Showing posts with label economics. Show all posts
Showing posts with label economics. Show all posts

Wednesday, December 22, 2010

Juliet's Economy


In the balcony scene of Shakespeare’s most famous love story, Juliet confesses to the dark night her love for the man she’s just met. Little does she know, Romeo is there in the bushes, gazing up at her with heart also blazing. In the scene that follows, the surprised Juliet elaborates a theory of love that has been interpreted for centuries as naïve and idealistic. What happens if we take seriously the model of love articulated by this young girl from Verona? What if love is an economy that operates not on scarcity but on abundance?

Blame teenage insecurity, blame the patriarchy, blame his aching heart still reeling from Rosaline’s refusal, in any case, Romeo’s model of love is grounded in a traditional economy of exchange. He wants to receive and give in equal measure, at an agreed-upon time. Love is trade, and the trade must be fair.

When Juliet tries to leave, saying that this is all happening too fast, Romeo stops her, saying like so many men before and after him: “O, wilt thou leave me so unsatisfied?”

“What satisfaction canst thou have tonight?” asks Juliet

“The exchange of thy love’s faithful vow for mine,” he says.

She laughs at his pedantry: “I gave thee mine before thou didst request it!”

Juliet needed no guarantees before she confessed her love. She required no certainty of exchange. She gave because there was nothing else to do with her overflowing love but give it – to the night sky, to the vision of Romeo she held in her heart, to whoever was listening in the garden.

“And yet I would it were to give again.” She continues.

This worries Romeo: “Wouldst thou withdraw it? for what purpose, love?”

“But to be frank, and give it thee again.” Juliet knows that it isn’t the having or the getting of love that is the most pleasurable, but the giving of it. She wants to give, and give again; reaping repeatedly the pleasure of the gift.

She laughs again (at least in the production in my head): “And yet I wish but for the thing I have.”

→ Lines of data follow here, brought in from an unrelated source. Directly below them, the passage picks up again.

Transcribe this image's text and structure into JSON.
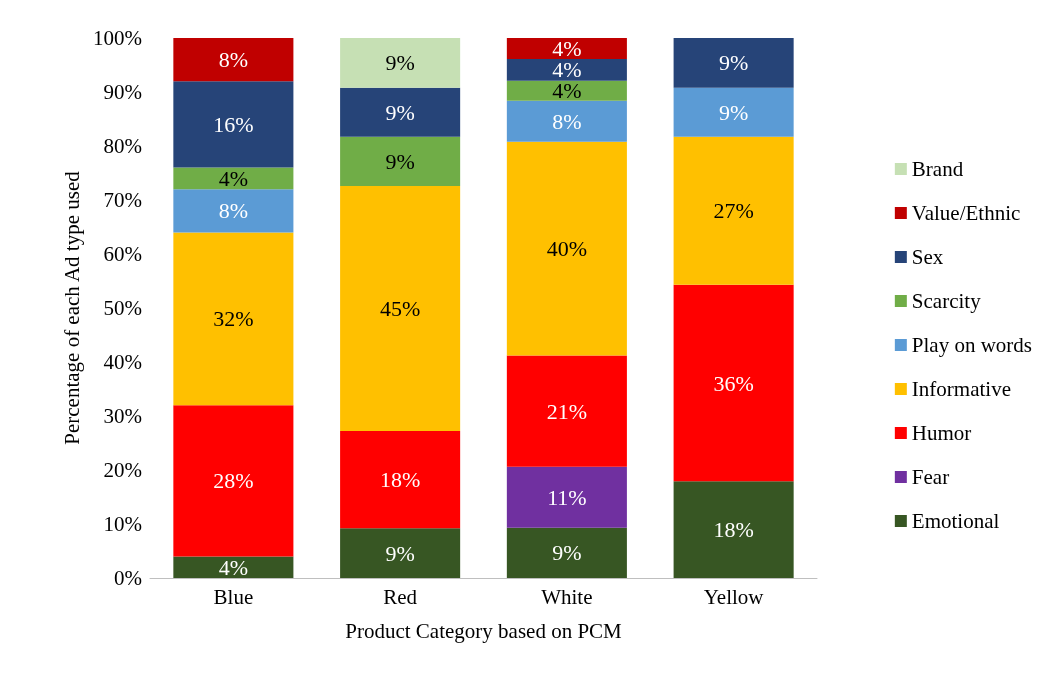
{
  "chart_data": {
    "type": "bar",
    "stacked": true,
    "xlabel": "Product Category based on PCM",
    "ylabel": "Percentage of each Ad type used",
    "categories": [
      "Blue",
      "Red",
      "White",
      "Yellow"
    ],
    "series": [
      {
        "name": "Emotional",
        "color": "#375623",
        "values": [
          4,
          9.2,
          9.3,
          17.9
        ],
        "value_labels": [
          "4%",
          "9%",
          "9%",
          "18%"
        ]
      },
      {
        "name": "Fear",
        "color": "#7030a0",
        "values": [
          null,
          null,
          11.3,
          null
        ],
        "value_labels": [
          null,
          null,
          "11%",
          null
        ]
      },
      {
        "name": "Humor",
        "color": "#ff0000",
        "values": [
          28,
          18,
          20.6,
          36.4
        ],
        "value_labels": [
          "28%",
          "18%",
          "21%",
          "36%"
        ]
      },
      {
        "name": "Informative",
        "color": "#ffc000",
        "values": [
          32,
          45.4,
          39.6,
          27.4
        ],
        "value_labels": [
          "32%",
          "45%",
          "40%",
          "27%"
        ]
      },
      {
        "name": "Play on words",
        "color": "#5b9bd5",
        "values": [
          8,
          null,
          7.6,
          9.1
        ],
        "value_labels": [
          "8%",
          null,
          "8%",
          "9%"
        ]
      },
      {
        "name": "Scarcity",
        "color": "#70ad47",
        "values": [
          4,
          9.1,
          3.7,
          null
        ],
        "value_labels": [
          "4%",
          "9%",
          "4%",
          null
        ]
      },
      {
        "name": "Sex",
        "color": "#264478",
        "values": [
          16,
          9.1,
          4,
          9.2
        ],
        "value_labels": [
          "16%",
          "9%",
          "4%",
          "9%"
        ]
      },
      {
        "name": "Value/Ethnic",
        "color": "#c00000",
        "values": [
          8,
          null,
          3.9,
          null
        ],
        "value_labels": [
          "8%",
          null,
          "4%",
          null
        ]
      },
      {
        "name": "Brand",
        "color": "#c6e0b4",
        "values": [
          null,
          9.2,
          null,
          null
        ],
        "value_labels": [
          null,
          "9%",
          null,
          null
        ]
      }
    ],
    "ylim": [
      0,
      100
    ],
    "yticks": [
      {
        "value": 0,
        "label": "0%"
      },
      {
        "value": 10,
        "label": "10%"
      },
      {
        "value": 20,
        "label": "20%"
      },
      {
        "value": 30,
        "label": "30%"
      },
      {
        "value": 40,
        "label": "40%"
      },
      {
        "value": 50,
        "label": "50%"
      },
      {
        "value": 60,
        "label": "60%"
      },
      {
        "value": 70,
        "label": "70%"
      },
      {
        "value": 80,
        "label": "80%"
      },
      {
        "value": 90,
        "label": "90%"
      },
      {
        "value": 100,
        "label": "100%"
      }
    ],
    "grid": false,
    "legend": "right"
  }
}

There is nothing stopping her from giving her love endlessly. She need not await exchange. She need not play coy with her devotion until she’s received certainty that he will give his back.

“My bounty is as boundless as the sea,
My love as deep; the more I give to thee,
The more I have, for both are infinite.”

In Juliet’s economy, there is no scarcity. Giving love only generates more.

Friday, November 5, 2010

Alternative Economics


In Vajrayana Buddhism, there's a preliminary practice sometimes prescribed to those of us who need help developing generosity. You hold in one hand a gemstone, a gold coin, or, nowadays, perhaps some small and surprisingly valuable piece of technological equipment like an iPhone. Slowly and simply, you pass it from your right hand to your left, then back again. You give. You receive. You give again.

In addition to rehearsing the baby steps of generosity, this practice is also a beginner’s guide to letting go. It’s the kind of letting go that doesn’t end in utter loss, disappearance, or death. It’s peek-a-boo light. It’s Freud’s fort-da game where the spool never rolls too far away.

I've been thinking a lot lately about the psychoanalytic description of subject-formation. How we become the selves we feel ourselves to be. According to Freud, "the ego is the precipitate of the abandoned object cathexis,"(On Narcissism). In other words, who we are is a collage crafted from our emotional attachments to people we've loved and lost. It's my policy to take Freud with a grain of salt, but this description rings true. On quiet days I can feel the people I've loved moving around inside my psyche, or at least the familiar rumblings of their memories.

But the loss part is hard to stomach. Must we lose people we love to build our own individual subjectivities? I'm lucky enough to still have vibrant, loving, living parents and ongoing, caring relationships with many of my previous partners. I know that nothing lasts forever, but I here I am, enriched by their existence. Haven't these people nested themselves into the muddled montage of my self-image without being completely abandoned or lost?

I don't think the economy of the heart burns the same fuel as the economic engine of late capitalism. I don't think gain and loss need be tied together in such mechanistic union. I believe there is a way to lose without catastrophic trauma and other foundations to build upon than the corpses of those lost.

To me, performance seems like a version of this Buddhist practice of giving from one hand to the other. The communication -- even communion -- possible in the performance event challenges the gain/loss model of giving and receiving. Transformation rather than exchange can take place between subjects. If the energy of this could be harnessed, we might find that perpetual motion machine dreamed about by theoretical physicists. I imagine the heart and psyche pay as little heed to the laws of thermodynamics as they do to systems of economic modeling.